Fly far, far away from me, propeller hat man.

The Spirit Hood

Source: Pinterest

Paws off, dude.

The Hair Visor

Source: AliExpress.com

You’re better off with a bad toupee.

The Umbrella Hat

Source: Hawkin’s Bazaar

This hat is bound to keep any woman very, very dry.

Poop Hat

Source: Party City

Yes. That’s a pile of poop.

The Ponytail Cap

Source: RedCafe.net

There is truly no reason for a man to pretend to have long, flowing locks.

Cheetah Doo Rag

Source: Etsy

This will do nothing for your street cred.

The Hair Hat

Source: Improvised Life

A hat you can trim. Hmmmm.

I Love My Penis Hat

Source: Etsy

Good for you!

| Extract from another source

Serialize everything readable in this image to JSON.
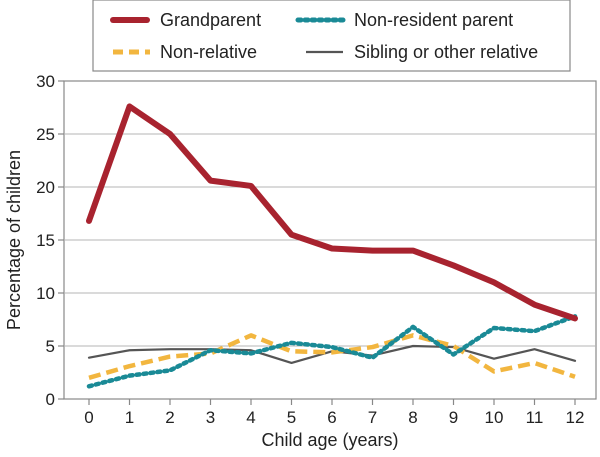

GO AWAY!

The Beard Beanie

Source: Beardo

Don’t make me shave that hat off your face.

The TP Hat

Source: Gadget Review

He’s buddies with the guy who wears the poop hat.

Flower Pot Hat

Source: Heaven Costumes

You are supposed to give flowers, not wear them.

The Beer Hat

Source: aliexpress.com

You can’t drink your beers like a normal human.

Corn Hat

Source: Flickr

On the cob, yes. On the head, no.

Hot Dog Hat

Source: I Love Fancy Dress

What a wiener.

Boob Inspector

Source: Trade Me

Show up in that hat and you’re fired.

Penis Hat

Source: Ravelry

This hat arouses nothing but fear in me.

The Porcupine Hat

Source: Exquisite African Art

Nobody will be running her hands through his quills.